US Pharm. 2013;38(11)(Oncol. suppl):S-14.

Scientists may now have more insight into why some patients are able to control the HIV virus long term without the help of antiviral drugs, a finding that may result in shortened drug-treatment regimens for others with HIV.

Individuals who do not require medicine have a larger amount of an immune protein, A3, which blocks HIV from spreading, researchers from Northwestern Medicine report. Scientists have been trying to find out why 1% of people with HIV—called controllers—are able to control the virus without medications, sometimes for their entire lives. The virus rapidly destroys the controllers’ initial defense against HIV, and a second line of defense deep in the immune system backs up the short-lived, early defense, according to the Northwestern scientists.

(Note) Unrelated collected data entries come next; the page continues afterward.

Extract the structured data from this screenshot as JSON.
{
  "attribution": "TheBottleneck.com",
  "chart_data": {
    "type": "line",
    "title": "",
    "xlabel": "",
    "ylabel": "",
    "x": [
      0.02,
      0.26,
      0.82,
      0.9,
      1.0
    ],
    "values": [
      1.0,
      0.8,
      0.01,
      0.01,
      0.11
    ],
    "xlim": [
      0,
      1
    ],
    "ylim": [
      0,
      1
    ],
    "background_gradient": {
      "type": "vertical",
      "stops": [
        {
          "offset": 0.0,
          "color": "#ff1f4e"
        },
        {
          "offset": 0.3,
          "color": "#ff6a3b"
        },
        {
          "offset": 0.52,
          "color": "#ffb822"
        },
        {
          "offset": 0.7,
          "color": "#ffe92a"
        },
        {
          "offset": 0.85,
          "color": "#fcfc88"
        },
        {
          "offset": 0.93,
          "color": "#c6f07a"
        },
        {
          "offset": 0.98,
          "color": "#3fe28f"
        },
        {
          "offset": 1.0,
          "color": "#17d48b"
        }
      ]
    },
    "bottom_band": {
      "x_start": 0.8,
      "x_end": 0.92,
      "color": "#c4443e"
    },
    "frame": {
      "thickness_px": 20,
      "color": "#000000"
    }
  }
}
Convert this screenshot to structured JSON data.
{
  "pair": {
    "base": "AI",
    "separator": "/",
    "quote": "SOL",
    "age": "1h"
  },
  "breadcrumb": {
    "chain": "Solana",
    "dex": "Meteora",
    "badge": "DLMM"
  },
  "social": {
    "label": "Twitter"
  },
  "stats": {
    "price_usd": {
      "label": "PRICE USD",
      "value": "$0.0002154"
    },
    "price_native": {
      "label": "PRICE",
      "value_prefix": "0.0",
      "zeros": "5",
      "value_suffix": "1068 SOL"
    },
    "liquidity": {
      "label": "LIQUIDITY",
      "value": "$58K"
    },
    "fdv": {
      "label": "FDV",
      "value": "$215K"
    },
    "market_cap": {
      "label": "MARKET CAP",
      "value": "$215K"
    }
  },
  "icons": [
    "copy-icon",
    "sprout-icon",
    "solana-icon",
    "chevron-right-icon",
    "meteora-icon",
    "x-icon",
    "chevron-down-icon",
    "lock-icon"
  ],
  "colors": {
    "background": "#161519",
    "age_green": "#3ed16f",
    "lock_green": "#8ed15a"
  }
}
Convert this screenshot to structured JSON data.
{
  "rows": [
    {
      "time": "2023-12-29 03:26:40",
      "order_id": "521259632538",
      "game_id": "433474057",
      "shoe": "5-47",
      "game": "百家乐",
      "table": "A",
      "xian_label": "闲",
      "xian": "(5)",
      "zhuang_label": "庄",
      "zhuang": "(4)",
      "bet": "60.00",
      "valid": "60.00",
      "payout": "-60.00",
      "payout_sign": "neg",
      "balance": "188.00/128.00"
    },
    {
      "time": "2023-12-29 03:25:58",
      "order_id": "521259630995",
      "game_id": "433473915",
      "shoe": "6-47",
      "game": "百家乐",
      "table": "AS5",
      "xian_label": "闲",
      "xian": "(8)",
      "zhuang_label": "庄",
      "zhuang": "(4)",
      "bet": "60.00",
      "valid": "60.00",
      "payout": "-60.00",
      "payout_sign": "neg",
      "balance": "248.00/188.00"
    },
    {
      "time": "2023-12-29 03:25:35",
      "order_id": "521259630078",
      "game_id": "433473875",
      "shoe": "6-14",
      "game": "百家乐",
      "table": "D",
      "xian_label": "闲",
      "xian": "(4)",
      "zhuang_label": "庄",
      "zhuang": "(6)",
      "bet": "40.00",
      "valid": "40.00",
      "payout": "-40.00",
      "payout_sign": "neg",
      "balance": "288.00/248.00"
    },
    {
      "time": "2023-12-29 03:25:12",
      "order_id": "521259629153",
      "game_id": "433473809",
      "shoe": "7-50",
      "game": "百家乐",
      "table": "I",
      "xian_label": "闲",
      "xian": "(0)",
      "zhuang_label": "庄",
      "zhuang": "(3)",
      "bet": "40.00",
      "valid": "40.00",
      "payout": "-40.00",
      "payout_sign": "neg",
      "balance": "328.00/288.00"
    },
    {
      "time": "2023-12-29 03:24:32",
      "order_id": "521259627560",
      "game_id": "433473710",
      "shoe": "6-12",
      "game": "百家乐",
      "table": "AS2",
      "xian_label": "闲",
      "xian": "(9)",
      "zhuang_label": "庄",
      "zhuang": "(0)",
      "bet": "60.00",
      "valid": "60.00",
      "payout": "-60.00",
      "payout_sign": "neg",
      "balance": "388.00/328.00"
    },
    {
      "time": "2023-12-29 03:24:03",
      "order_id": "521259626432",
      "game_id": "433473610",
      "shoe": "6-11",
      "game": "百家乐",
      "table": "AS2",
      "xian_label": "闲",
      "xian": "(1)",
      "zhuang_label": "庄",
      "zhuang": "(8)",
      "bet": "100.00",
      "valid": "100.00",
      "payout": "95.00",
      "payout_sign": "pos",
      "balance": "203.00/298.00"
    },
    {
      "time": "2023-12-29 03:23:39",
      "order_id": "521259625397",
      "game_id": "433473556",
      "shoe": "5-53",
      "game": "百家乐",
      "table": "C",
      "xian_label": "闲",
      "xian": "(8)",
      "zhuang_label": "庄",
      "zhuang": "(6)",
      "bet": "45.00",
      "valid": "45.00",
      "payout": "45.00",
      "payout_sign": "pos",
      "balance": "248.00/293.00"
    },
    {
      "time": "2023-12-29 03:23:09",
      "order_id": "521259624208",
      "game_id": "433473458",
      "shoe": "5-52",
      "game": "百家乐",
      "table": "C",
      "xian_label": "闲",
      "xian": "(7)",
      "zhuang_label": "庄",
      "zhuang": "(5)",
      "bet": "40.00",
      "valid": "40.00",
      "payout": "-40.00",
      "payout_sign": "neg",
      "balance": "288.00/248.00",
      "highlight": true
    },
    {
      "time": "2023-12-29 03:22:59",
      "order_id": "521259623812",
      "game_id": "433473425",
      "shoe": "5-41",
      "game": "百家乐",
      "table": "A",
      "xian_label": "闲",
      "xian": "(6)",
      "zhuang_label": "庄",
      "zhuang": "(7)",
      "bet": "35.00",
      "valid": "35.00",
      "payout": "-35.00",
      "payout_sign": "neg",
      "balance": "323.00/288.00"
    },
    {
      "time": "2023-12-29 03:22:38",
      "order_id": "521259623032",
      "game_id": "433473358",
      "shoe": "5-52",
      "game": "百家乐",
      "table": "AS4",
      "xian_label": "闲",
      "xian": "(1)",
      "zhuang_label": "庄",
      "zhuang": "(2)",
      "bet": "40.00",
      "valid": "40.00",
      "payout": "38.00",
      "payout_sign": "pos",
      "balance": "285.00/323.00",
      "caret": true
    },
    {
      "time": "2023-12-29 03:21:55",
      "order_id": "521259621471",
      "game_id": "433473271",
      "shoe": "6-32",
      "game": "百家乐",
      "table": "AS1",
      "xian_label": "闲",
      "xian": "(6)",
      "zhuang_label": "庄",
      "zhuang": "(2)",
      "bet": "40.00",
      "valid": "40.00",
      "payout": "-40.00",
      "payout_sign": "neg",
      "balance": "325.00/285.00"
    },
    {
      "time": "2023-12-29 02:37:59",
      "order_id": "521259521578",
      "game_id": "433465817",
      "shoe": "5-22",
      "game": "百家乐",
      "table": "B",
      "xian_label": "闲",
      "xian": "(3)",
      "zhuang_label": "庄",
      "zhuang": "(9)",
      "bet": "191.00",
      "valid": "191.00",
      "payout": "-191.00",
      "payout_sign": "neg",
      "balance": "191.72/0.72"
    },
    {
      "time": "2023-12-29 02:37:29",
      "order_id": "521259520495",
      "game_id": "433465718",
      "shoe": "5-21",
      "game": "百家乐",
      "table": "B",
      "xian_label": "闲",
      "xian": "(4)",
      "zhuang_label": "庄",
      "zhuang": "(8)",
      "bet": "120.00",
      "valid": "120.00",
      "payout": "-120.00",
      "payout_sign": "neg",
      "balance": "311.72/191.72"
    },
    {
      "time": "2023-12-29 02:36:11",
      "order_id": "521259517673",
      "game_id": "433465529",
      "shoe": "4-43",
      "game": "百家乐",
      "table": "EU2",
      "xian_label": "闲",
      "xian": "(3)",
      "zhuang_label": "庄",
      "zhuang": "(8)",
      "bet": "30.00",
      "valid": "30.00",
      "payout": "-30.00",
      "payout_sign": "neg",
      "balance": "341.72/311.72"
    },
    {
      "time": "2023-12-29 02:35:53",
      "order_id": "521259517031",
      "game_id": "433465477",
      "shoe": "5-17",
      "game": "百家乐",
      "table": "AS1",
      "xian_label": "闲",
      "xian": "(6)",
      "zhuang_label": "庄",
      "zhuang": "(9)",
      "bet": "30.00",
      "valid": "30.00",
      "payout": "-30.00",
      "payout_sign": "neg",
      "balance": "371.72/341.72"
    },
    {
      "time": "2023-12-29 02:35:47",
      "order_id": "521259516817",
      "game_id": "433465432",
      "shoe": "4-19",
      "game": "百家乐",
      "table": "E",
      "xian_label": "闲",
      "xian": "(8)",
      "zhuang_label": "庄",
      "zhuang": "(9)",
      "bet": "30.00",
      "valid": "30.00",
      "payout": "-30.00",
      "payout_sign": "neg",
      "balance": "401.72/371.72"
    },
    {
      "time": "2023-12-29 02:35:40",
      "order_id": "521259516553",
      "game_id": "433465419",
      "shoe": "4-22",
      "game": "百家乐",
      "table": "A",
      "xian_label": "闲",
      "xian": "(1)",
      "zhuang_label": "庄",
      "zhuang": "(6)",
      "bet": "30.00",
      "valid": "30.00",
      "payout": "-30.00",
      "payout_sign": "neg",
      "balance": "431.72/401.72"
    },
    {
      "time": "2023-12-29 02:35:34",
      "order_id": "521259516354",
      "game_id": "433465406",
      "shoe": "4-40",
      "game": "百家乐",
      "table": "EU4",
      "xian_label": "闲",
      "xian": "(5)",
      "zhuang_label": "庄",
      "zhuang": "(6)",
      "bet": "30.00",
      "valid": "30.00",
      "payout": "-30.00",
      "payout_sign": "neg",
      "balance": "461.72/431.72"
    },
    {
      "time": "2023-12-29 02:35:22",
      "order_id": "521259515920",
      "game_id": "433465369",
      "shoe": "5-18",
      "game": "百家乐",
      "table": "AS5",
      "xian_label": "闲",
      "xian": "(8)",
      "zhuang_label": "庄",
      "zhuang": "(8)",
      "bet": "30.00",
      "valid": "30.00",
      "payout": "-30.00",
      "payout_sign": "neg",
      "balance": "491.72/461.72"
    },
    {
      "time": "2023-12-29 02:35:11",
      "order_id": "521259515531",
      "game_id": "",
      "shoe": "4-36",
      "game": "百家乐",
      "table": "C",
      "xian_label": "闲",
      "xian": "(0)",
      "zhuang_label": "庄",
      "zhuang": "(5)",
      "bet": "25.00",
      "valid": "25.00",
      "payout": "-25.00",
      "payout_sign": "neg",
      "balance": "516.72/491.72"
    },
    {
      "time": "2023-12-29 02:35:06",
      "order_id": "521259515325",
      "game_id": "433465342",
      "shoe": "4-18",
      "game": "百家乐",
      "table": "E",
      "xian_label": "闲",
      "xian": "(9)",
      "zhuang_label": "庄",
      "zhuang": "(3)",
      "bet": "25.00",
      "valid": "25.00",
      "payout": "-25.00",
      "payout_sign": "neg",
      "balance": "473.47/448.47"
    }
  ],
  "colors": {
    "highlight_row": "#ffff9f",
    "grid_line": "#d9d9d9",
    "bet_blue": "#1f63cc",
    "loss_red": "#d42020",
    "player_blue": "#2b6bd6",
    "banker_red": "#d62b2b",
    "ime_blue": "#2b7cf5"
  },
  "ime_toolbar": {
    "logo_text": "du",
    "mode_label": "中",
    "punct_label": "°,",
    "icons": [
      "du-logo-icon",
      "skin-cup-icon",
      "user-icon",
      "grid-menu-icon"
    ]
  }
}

This discovery suggests a novel approach involving much earlier treatment that could potentially make every HIV-infected person into a controller for the long term by protecting the reserves of this defensive immune protein. The goal would be for infected individuals to eventually be free from antiretroviral drugs.

“Preserving and even increasing this defense in cells may make more HIV-infected persons into controllers and prevent HIV from rebounding to high and damaging levels when anti-HIV medications are stopped,” said Richard D’Aquila, MD, director of the Northwestern HIV Translational Research Center. He is the senior author of the study, published October 16, 2013, in the journal PLOS ONE.